100mL of 0.1N hypo decolorized iodine by the addition of x g of crystalline copper sulphate to excess of KI. The value of x is:
a.) 5.0g
b.) 1.25g
c.) 2.5g
d.) 4g

Answer 1

Hint: To answer this question, we must focus on the concept of normality and how to calculate it. Normality can be described as the number of gram or mole equivalents of solute present in one liter of a solution.

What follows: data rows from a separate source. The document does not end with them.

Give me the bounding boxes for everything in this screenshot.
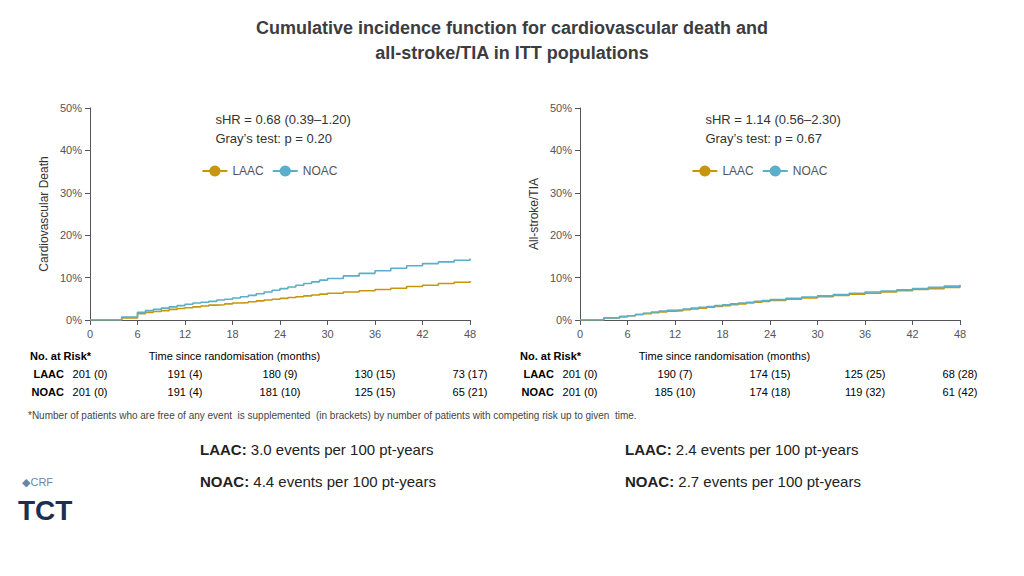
svg-text:50%: 50%: [60, 102, 82, 114]
svg-text:TCT: TCT: [18, 495, 72, 526]
svg-text:12: 12: [179, 328, 191, 340]
svg-text:Gray’s test: p = 0.67: Gray’s test: p = 0.67: [705, 131, 821, 146]
svg-text:LAAC: LAAC: [722, 164, 754, 178]
svg-text:LAAC: LAAC: [523, 368, 554, 380]
svg-text:LAAC: LAAC: [33, 368, 64, 380]
svg-text:201 (0): 201 (0): [563, 386, 598, 398]
svg-text:40%: 40%: [60, 144, 82, 156]
svg-text:201 (0): 201 (0): [563, 368, 598, 380]
svg-text:42: 42: [906, 328, 918, 340]
svg-text:sHR = 0.68 (0.39–1.20): sHR = 0.68 (0.39–1.20): [215, 112, 351, 127]
svg-text:24: 24: [764, 328, 776, 340]
svg-text:sHR = 1.14 (0.56–2.30): sHR = 1.14 (0.56–2.30): [705, 112, 841, 127]
svg-text:6: 6: [134, 328, 140, 340]
svg-text:181 (10): 181 (10): [260, 386, 301, 398]
svg-text:18: 18: [716, 328, 728, 340]
svg-text:NOAC: NOAC: [522, 386, 554, 398]
svg-text:73 (17): 73 (17): [453, 368, 488, 380]
svg-text:0: 0: [577, 328, 583, 340]
svg-text:20%: 20%: [60, 229, 82, 241]
svg-text:30: 30: [321, 328, 333, 340]
svg-text:10%: 10%: [60, 272, 82, 284]
svg-text:*Number of patients who are fr: *Number of patients who are free of any …: [28, 410, 637, 421]
svg-text:No. at Risk*: No. at Risk*: [520, 350, 582, 362]
svg-text:191 (4): 191 (4): [168, 368, 203, 380]
svg-text:119 (32): 119 (32): [845, 386, 885, 398]
svg-text:NOAC: NOAC: [793, 164, 828, 178]
svg-text:61 (42): 61 (42): [943, 386, 978, 398]
svg-text:68 (28): 68 (28): [943, 368, 978, 380]
svg-text:48: 48: [954, 328, 966, 340]
svg-text:NOAC: NOAC: [303, 164, 338, 178]
svg-text:36: 36: [369, 328, 381, 340]
svg-text:185 (10): 185 (10): [655, 386, 696, 398]
svg-text:30%: 30%: [550, 187, 572, 199]
svg-text:LAAC:: LAAC:: [200, 441, 247, 458]
svg-text:All-stroke/TIA: All-stroke/TIA: [527, 178, 541, 250]
svg-text:18: 18: [226, 328, 238, 340]
svg-text:50%: 50%: [550, 102, 572, 114]
svg-text:24: 24: [274, 328, 286, 340]
svg-text:125 (25): 125 (25): [845, 368, 886, 380]
svg-text:125 (15): 125 (15): [355, 386, 396, 398]
svg-text:6: 6: [624, 328, 630, 340]
svg-text:LAAC: LAAC: [232, 164, 264, 178]
svg-text:65 (21): 65 (21): [453, 386, 488, 398]
svg-text:130 (15): 130 (15): [355, 368, 396, 380]
svg-text:Cardiovascular Death: Cardiovascular Death: [37, 156, 51, 271]
svg-text:48: 48: [464, 328, 476, 340]
svg-text:191 (4): 191 (4): [168, 386, 203, 398]
svg-text:No. at Risk*: No. at Risk*: [30, 350, 92, 362]
svg-text:Time since randomisation (mont: Time since randomisation (months): [149, 350, 320, 362]
svg-text:Gray’s test: p = 0.20: Gray’s test: p = 0.20: [215, 131, 331, 146]
svg-text:201 (0): 201 (0): [73, 386, 108, 398]
svg-text:◆CRF: ◆CRF: [22, 476, 53, 488]
svg-text:174 (15): 174 (15): [750, 368, 791, 380]
svg-text:10%: 10%: [550, 272, 572, 284]
svg-text:LAAC:: LAAC:: [625, 441, 672, 458]
svg-text:30%: 30%: [60, 187, 82, 199]
svg-text:30: 30: [811, 328, 823, 340]
svg-text:Cumulative incidence function: Cumulative incidence function for cardio…: [256, 18, 768, 38]
svg-text:3.0 events per 100 pt-years: 3.0 events per 100 pt-years: [247, 441, 434, 458]
svg-text:2.7 events per 100 pt-years: 2.7 events per 100 pt-years: [674, 473, 861, 490]
svg-text:0: 0: [87, 328, 93, 340]
svg-text:4.4 events per 100 pt-years: 4.4 events per 100 pt-years: [249, 473, 436, 490]
svg-text:36: 36: [859, 328, 871, 340]
svg-text:201 (0): 201 (0): [73, 368, 108, 380]
svg-text:NOAC:: NOAC:: [625, 473, 674, 490]
svg-text:NOAC:: NOAC:: [200, 473, 249, 490]
svg-text:174 (18): 174 (18): [750, 386, 791, 398]
svg-text:40%: 40%: [550, 144, 572, 156]
svg-text:all-stroke/TIA in ITT populati: all-stroke/TIA in ITT populations: [375, 43, 648, 63]
svg-text:0%: 0%: [66, 314, 82, 326]
svg-text:12: 12: [669, 328, 681, 340]
svg-text:42: 42: [416, 328, 428, 340]
svg-text:Time since randomisation (mont: Time since randomisation (months): [639, 350, 810, 362]
svg-text:NOAC: NOAC: [32, 386, 64, 398]
svg-text:20%: 20%: [550, 229, 572, 241]
svg-text:0%: 0%: [556, 314, 572, 326]
svg-text:180 (9): 180 (9): [263, 368, 298, 380]
svg-text:2.4 events per 100 pt-years: 2.4 events per 100 pt-years: [672, 441, 859, 458]
svg-text:190 (7): 190 (7): [658, 368, 693, 380]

Complete step by step solution:
Similar to molarity, where the molecular weight is used for calculating the molar concentration, for normal solution concentrations, we generally prefer to use the equivalent weight (EW).
We first have to find the valence factor. For this let us write the chemical reaction:
\[2CuS{O_4} + 4KI \to 2{K_2}S{O_4} + 2CuI + {I_2}\]
The change in oxidation state of Cu = valence factor = 2-1 = 1.
Next we must write the reaction for iodine produced with Hypo solution:
\[{I_2} + 2N{a_2}{S_2}{O_3} \to 2NaI + N{a_2}{S_6}{O_6}\]
From this reaction we see that the hypo is decolorized due to Iodine gas produced.
So we may write,
No. of equivalents of iodine = No. of equivalents of hypo solution
And since the Iodine gas is solely produced due to reaction with hydrated copper sulphate initially. We may say,
No. of equivalents of iodine = No. of equivalents of hydrated copper sulphate.
We know, Molecular weight of hydrated copper sulphate = 250g
\[No.\,of\,equivalents\,of\,CuS{O_4}.5{H_2}O = \dfrac{{Molecular\,weight}}{{n - factor}} = \dfrac{{250}}{1} = 250\]
We know,
\[\dfrac{{weight}}{{no.\,of\,equivalents}} = Normality \times Volume\]
Therefore,
\[\dfrac{x}{{250}} = 0.1 \times 0.1\]
\[x = 2.5g\]
Hence, the correct answer is Option (C) 2.5g.

Additional information:
Normality is sometimes used in place of molarity because often 1 mole of acid does not completely neutralize 1 mole of base. Hence, in order to have a one-to-one relationship between acids and bases, many chemists prefer to express the concentration of acids and bases in normality.

Note: The normal concentration of a solution or normality is always equal to or greater than the molar concentration or molarity of a solution. The normal concentration can be calculated by multiplying the molar concentration by the number of equivalents per mole of solute.